Lowest Price With Specified Quality

Description

Question

struct ProductInfo {
    // higher number means better quality
    int quality;  // [0, 10000]
    int price;    // [0, INT_MAX)
};

Given a collection of ProductInfo, then answer several queries.

Each query gives you a number represents the quality requirement. You need to return the minimum possible cost to buy a product that satisfy the quality requirement.

---

We could also say: Given array of pair {a, b}, when query gives k, find pair from array that:

• pair.a >= k
• pair.b is the minimum possible value when satisfying the rule above

Complexity Requirement

Answer query should be in $O(1)$ time complexity after $O(n)$ pre-processing in which $n$ is the range size of pair.a

Solution

There are two key points:

First, value space of quality is discrete and limited to [0, 10000], in another word, it’s “iterable” and the cost is acceptable if in pre-processing.

Second, answer(requirement) only relies on those ProductionInfo which’s quality >= requirement.

int answer[MAX_QUALITY + 1];
 
bool cmp_greater_by_quality(const ProductInfo& a, const ProductInfo& b) {
    return a.quality > b.quality;
}
 
void preprocess(vector<ProductInfo> info) {
    // sort products in info based on quality in desc
    sort(info.begin(), info.end(), cmp_greater_by_quality);
    
    // init variables
    int min_price   = info[0].price;
    int prev_quality = info[0].quality;
    
    // iterate products from highest quality to lowest
    for(int i = 0; i < info.size(); ++i) {
        
        const auto& cur_product = info[i];
        
        // write answer if quality is going to fall
        // before updating min price
        if(cur_product.quality < prev_quality) {
            update_answer_interval(
                cur_prodcut.quality,
                prev_prodcut.quality,
                min_price
            );
        }
        
        // update min price
        min_price = std::min(min_price, cur_product.price);
    }
}

Based on the way how we iterate these points, cur_product.quality <= prev_quality must be true.

When cur_product.quality == prev_quality, it means currently iterating point is on the same vertical line of the previous one, so the minimum cost may still be updated, and minimum possible price for this quality is not determined.

Else, when cur_product.quality < prev.quality, it means currently iterating point is on the left side of the previous one on the graph.

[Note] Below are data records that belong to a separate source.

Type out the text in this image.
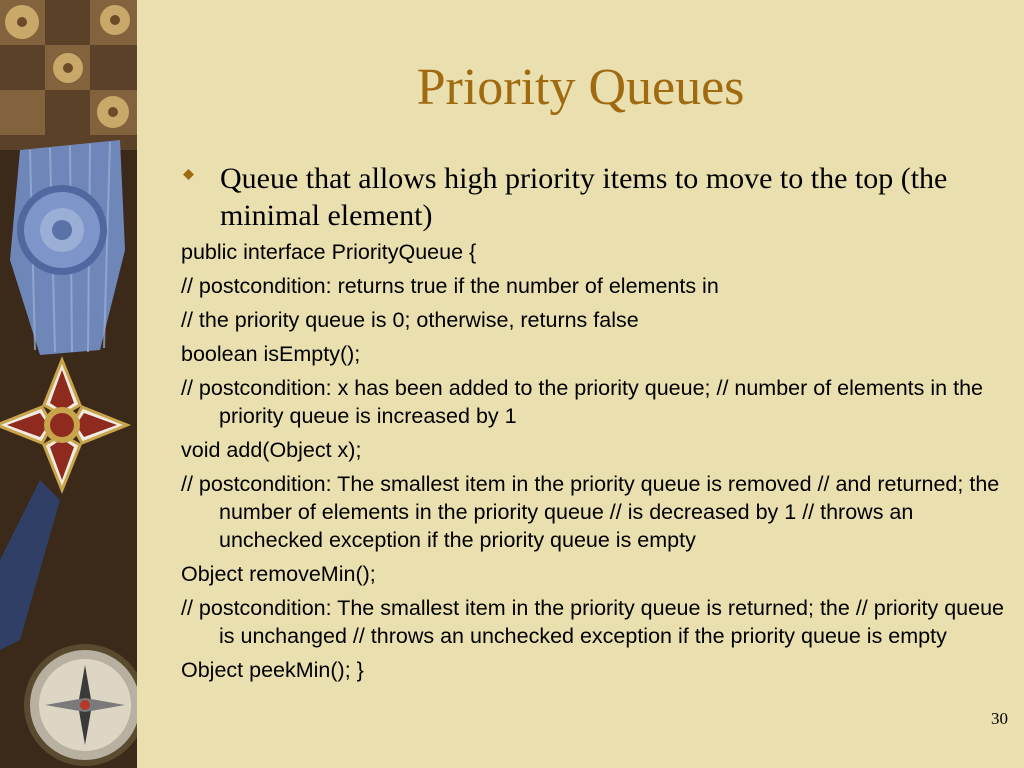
Priority Queues
Queue that allows high priority items to move to the top (the minimal element)
public interface PriorityQueue {
// postcondition: returns true if the number of elements in
// the priority queue is 0; otherwise, returns false
boolean isEmpty();
// postcondition: x has been added to the priority queue; // number of elements in the priority queue is increased by 1
void add(Object x);
// postcondition: The smallest item in the priority queue is removed // and returned; the number of elements in the priority queue // is decreased by 1 // throws an unchecked exception if the priority queue is empty
Object removeMin();
// postcondition: The smallest item in the priority queue is returned; the // priority queue is unchanged // throws an unchecked exception if the priority queue is empty
Object peekMin(); }
30
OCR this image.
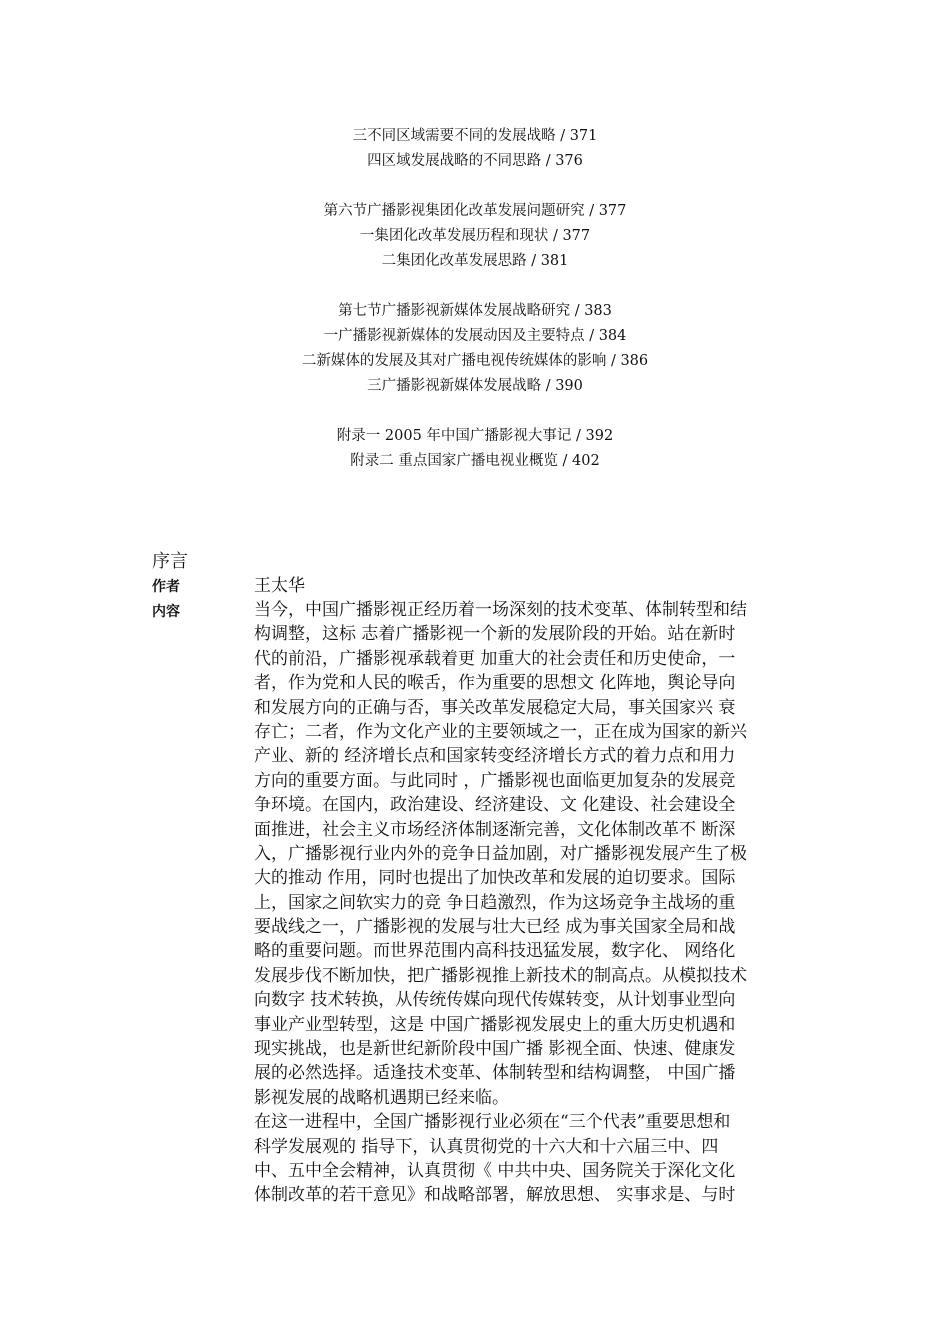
三不同区域需要不同的发展战略 / 371
四区域发展战略的不同思路 / 376
第六节广播影视集团化改革发展问题研究 / 377
一集团化改革发展历程和现状 / 377
二集团化改革发展思路 / 381
第七节广播影视新媒体发展战略研究 / 383
一广播影视新媒体的发展动因及主要特点 / 384
二新媒体的发展及其对广播电视传统媒体的影响 / 386
三广播影视新媒体发展战略 / 390
附录一 2005 年中国广播影视大事记 / 392
附录二 重点国家广播电视业概览 / 402
序言
作者	王太华
内容	当今，中国广播影视正经历着一场深刻的技术变革、体制转型和结
构调整，这标 志着广播影视一个新的发展阶段的开始。站在新时
代的前沿，广播影视承载着更 加重大的社会责任和历史使命，一
者，作为党和人民的喉舌，作为重要的思想文 化阵地，舆论导向
和发展方向的正确与否，事关改革发展稳定大局，事关国家兴 衰
存亡；二者，作为文化产业的主要领域之一，正在成为国家的新兴
产业、新的 经济增长点和国家转变经济增长方式的着力点和用力
方向的重要方面。与此同时 ，广播影视也面临更加复杂的发展竞
争环境。在国内，政治建设、经济建设、文 化建设、社会建设全
面推进，社会主义市场经济体制逐渐完善，文化体制改革不 断深
入，广播影视行业内外的竞争日益加剧，对广播影视发展产生了极
大的推动 作用，同时也提出了加快改革和发展的迫切要求。国际
上，国家之间软实力的竞 争日趋激烈，作为这场竞争主战场的重
要战线之一，广播影视的发展与壮大已经 成为事关国家全局和战
略的重要问题。而世界范围内高科技迅猛发展，数字化、 网络化
发展步伐不断加快，把广播影视推上新技术的制高点。从模拟技术
向数字 技术转换，从传统传媒向现代传媒转变，从计划事业型向
事业产业型转型，这是 中国广播影视发展史上的重大历史机遇和
现实挑战，也是新世纪新阶段中国广播 影视全面、快速、健康发
展的必然选择。适逢技术变革、体制转型和结构调整， 中国广播
影视发展的战略机遇期已经来临。
在这一进程中，全国广播影视行业必须在“三个代表”重要思想和
科学发展观的 指导下，认真贯彻党的十六大和十六届三中、四
中、五中全会精神，认真贯彻《 中共中央、国务院关于深化文化
体制改革的若干意见》和战略部署，解放思想、 实事求是、与时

The minimum possible value for prev_quality will not change anymore (since all the following points must have lower quality value, and thus will not be able to affect the answer of higher quality queries).

In this case, we could “lock” the final answer for range $(\text{current quality},\text{previous quality}]$. Note that we couldn’t determine the answer for cur_product.quality because there could be some other points which have the same quality value but have lower price.